O jogo é dividido em capítulos

5 – Loja de armas

Que? Comprar armas em Resident Evil? Isso parecia bem estranho na época, mas parece que a ideia deu certo. Por que incluir só uma pistola no jogo quando você pode ter cinco ou seis, cada uma com características diferentes? Dessa forma, pegar uma doze não necessariamente significa ter um chefe na próxima porta, mas sim que você economizou bem, quebrou o cofrinho e tem o direito de ter uma escopeta para arregaçar os inimigos como recompensa.

Para deixar tudo ainda mais legal, as armas tinham upgrades e modificações, como empunhaduras. Como os baús não existiam mais, você precisava escolher bem qual arma comprar e vender. Além disso, quem é que não lembra do mercador e sua icônica fala “Welcome!” e “What are you buying?”.

"What are you buying?"

6 – Mais focado na ação e no pânico

A mudança de perspectiva não veio sozinha, pois houve impactos em toda a fórmula como consequência. Ter o jogo em terceira pessoa trouxe aos holofotes um arsenal maior e mais métodos para matar os inimigos, incluindo granadas e ovos podres para tacar. Leon podia socar e chutar os inimigos, mas nem tudo era mamão com açúcar, pois quando a galera juntava para atacar, o pânico de não conseguir controlar a multidão dominava.
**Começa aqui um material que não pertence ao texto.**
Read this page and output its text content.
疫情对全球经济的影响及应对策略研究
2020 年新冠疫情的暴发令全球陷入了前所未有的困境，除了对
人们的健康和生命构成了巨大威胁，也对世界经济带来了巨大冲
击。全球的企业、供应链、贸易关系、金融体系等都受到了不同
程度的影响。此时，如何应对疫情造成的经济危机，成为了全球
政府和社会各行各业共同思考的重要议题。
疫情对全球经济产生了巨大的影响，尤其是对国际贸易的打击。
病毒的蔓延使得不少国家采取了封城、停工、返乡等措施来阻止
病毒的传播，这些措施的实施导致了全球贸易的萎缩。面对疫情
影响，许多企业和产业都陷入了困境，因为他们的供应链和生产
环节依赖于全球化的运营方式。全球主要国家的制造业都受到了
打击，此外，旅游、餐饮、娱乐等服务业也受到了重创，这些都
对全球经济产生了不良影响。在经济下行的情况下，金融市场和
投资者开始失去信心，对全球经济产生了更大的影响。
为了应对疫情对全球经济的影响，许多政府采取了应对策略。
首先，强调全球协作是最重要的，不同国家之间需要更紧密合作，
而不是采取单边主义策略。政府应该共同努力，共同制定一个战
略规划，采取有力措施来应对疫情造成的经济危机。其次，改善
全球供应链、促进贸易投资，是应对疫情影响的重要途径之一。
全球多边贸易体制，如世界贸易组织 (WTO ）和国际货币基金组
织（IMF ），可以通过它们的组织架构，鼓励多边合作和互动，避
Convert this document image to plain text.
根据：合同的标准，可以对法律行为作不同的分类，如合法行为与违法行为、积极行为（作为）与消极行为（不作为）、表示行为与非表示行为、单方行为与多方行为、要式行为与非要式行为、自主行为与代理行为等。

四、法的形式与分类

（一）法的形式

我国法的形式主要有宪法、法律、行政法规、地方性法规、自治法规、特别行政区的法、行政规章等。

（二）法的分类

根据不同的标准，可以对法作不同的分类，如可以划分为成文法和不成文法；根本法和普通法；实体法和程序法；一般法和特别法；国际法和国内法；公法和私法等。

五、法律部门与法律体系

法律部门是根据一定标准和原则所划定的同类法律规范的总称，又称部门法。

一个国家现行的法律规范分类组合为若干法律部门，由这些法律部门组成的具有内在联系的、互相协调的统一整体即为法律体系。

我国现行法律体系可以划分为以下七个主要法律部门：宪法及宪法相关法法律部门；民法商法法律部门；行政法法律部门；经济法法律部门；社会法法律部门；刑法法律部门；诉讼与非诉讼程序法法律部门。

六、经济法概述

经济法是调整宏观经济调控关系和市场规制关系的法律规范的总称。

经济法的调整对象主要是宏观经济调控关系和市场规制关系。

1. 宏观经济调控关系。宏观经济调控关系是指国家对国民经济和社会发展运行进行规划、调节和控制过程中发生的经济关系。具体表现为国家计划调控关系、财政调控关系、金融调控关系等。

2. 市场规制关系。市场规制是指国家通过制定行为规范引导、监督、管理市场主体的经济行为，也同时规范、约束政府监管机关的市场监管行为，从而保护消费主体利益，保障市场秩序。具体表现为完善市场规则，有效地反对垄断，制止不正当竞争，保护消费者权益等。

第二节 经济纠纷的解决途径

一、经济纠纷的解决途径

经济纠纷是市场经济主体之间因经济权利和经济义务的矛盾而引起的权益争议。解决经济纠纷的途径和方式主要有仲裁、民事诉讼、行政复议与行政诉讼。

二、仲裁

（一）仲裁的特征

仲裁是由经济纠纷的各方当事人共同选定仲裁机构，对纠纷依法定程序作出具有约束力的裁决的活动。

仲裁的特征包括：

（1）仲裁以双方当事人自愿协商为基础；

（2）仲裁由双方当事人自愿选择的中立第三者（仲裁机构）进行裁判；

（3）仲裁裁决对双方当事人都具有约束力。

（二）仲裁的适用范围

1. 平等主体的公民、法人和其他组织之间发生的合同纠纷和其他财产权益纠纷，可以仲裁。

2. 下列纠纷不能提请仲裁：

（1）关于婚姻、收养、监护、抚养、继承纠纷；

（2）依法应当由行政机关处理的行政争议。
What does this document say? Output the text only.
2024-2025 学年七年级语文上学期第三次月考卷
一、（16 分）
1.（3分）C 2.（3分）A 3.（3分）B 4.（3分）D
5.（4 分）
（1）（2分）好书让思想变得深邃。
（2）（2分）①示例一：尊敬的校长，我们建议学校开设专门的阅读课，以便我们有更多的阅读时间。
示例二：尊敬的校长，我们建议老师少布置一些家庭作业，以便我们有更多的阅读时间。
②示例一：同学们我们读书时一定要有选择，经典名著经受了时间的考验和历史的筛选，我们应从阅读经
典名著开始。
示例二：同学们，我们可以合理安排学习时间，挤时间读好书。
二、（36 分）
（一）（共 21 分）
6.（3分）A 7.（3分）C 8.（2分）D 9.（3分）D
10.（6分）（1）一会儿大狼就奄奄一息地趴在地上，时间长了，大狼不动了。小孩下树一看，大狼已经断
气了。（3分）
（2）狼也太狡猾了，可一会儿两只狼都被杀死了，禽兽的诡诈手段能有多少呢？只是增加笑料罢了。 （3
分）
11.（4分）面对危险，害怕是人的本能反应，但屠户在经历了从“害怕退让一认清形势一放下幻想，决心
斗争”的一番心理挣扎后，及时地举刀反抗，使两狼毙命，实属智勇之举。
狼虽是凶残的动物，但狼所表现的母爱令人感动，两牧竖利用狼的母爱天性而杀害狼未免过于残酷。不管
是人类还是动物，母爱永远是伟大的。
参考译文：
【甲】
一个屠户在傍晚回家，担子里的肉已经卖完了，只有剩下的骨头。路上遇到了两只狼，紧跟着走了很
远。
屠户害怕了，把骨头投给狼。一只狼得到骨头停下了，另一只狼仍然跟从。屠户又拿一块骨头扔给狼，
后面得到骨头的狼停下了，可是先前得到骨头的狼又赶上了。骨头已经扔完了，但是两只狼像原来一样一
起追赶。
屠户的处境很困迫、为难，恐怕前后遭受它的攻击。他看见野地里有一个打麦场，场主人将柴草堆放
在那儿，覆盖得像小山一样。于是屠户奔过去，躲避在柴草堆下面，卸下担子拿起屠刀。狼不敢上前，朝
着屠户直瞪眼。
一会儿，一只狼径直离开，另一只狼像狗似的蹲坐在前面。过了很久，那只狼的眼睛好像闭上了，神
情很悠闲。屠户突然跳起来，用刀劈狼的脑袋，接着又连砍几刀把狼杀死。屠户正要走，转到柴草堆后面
Muitos inimigos também dificultavam as coisas

7 – Novos inimigos

Como não terminar falando de uma das maiores polêmicas de todas? Além da perspectiva nova, os zumbis também saíram de cena, dando lugar aos ganados hispânicos que utilizavam armas brancas e até dinamites. Eles não são os únicos inimigos da aventura, mas são os mais marcantes, com frases como “Detrás de ti, imbecil” e “Agarrem-no!”.

Ganados são os novos inimigos

Bônus: os inesquecíveis QTEs

Quick Time Events é um recurso utilizado há muito tempo mas, por conta de Resident Evil 4, ele foi ainda mais populizariados. Quer você ame ou odeie os QTEs, eles são bem memoráveis e criaram cenas incríveis durante o enredo. Afinal, quem é que não se lembra da icônica luta de facas entre Leon e Krauser ou os sustos que os jogadores tomavam ao abaixar o controle para ver uma cutscene e ser surpreendido por um inimigo?

No final das contas, as mudanças que Resident Evil 4 trouxe deram um novo ar à franquia, que, de acordo com os produtores lá em 1999, já estava desgastada com a mesma fórmula. E é exatamente isso que Resident Evil 7 está tentando fazer. Será que teremos o mesmo ciclo, como um possível Resident Evil 10 mudando tudo mais uma vez?